Nigeria struggles to sell its crude in an oversupplied market

An oversupply of light, sweet crude in the international market is putting pressure on the sales of Nigeria’s crude oil grades.

Buyers of Nigerian crude are staying on the sidelines despite the fact that oil majors are offering the crude at significant discount to Brent.

“The market is already oversupplied and Nigeria has to look into other options beyond just sale of crude oil. This is time to start looking inwards as this trend will continue,” said Chuks Nwani, an energy lawyer.

ExxonMobil and Vitol have been offering cargoes of Qua Iboe at dated Brent plus 75 cents a barrel loading in early August. Lukoil also offered an August 9 and 10 but without bids according a report by Reuters.

Reuters also report that Mercuria, a major trader, sold a cargo of Qua Iboe to Reliance loading July 8 below dated Brent plus 50 cents a barrel, a lower discount that normal while Eni was offering August loading Brass River at dated Brent plus 85 cents a barrel.

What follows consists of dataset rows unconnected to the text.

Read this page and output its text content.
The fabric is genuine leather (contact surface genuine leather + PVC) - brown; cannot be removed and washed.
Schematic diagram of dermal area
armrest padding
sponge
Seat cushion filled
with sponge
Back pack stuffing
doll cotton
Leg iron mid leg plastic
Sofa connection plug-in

Reuters report that around 10 to 15 cargoes of crude oil are still available from Nigeria’s July loading and plenty from the August schedule, which has 67 cargoes on offer.

Nigeria’s crude oil production is expected to hit over two million barrels per day after the country lifted a force majeure on the Trans Forcados pipeline helping boost crude oil production by more than 250,000 barrels per day.

Shell also lifted force majeure on Nigerian Bonny Light crude exports on June 28 after a leak on the Trans Niger Pipeline was repaired, helping further boost production.

The spike in Nigeria’s production also comes at a time Libya, which like Nigeria, is exempted from adhering to OPEC production cuts agreed in May, has seen its production hit new levels of close to a million barrels per day, the highest in two years.

Coupled with increased production from Shale producers in the United States, the international markets is over wash with crude oil, putting pressure on prices which has dropped at an average of 20 percent since the beginning of the year.

In the light of this, analysts at Goldman Sachs, a leading global investment firm has called on Nigeria to lower oil production taxes to remain competitive  as shale producers ramped production by 190 billion barrels in 17 years.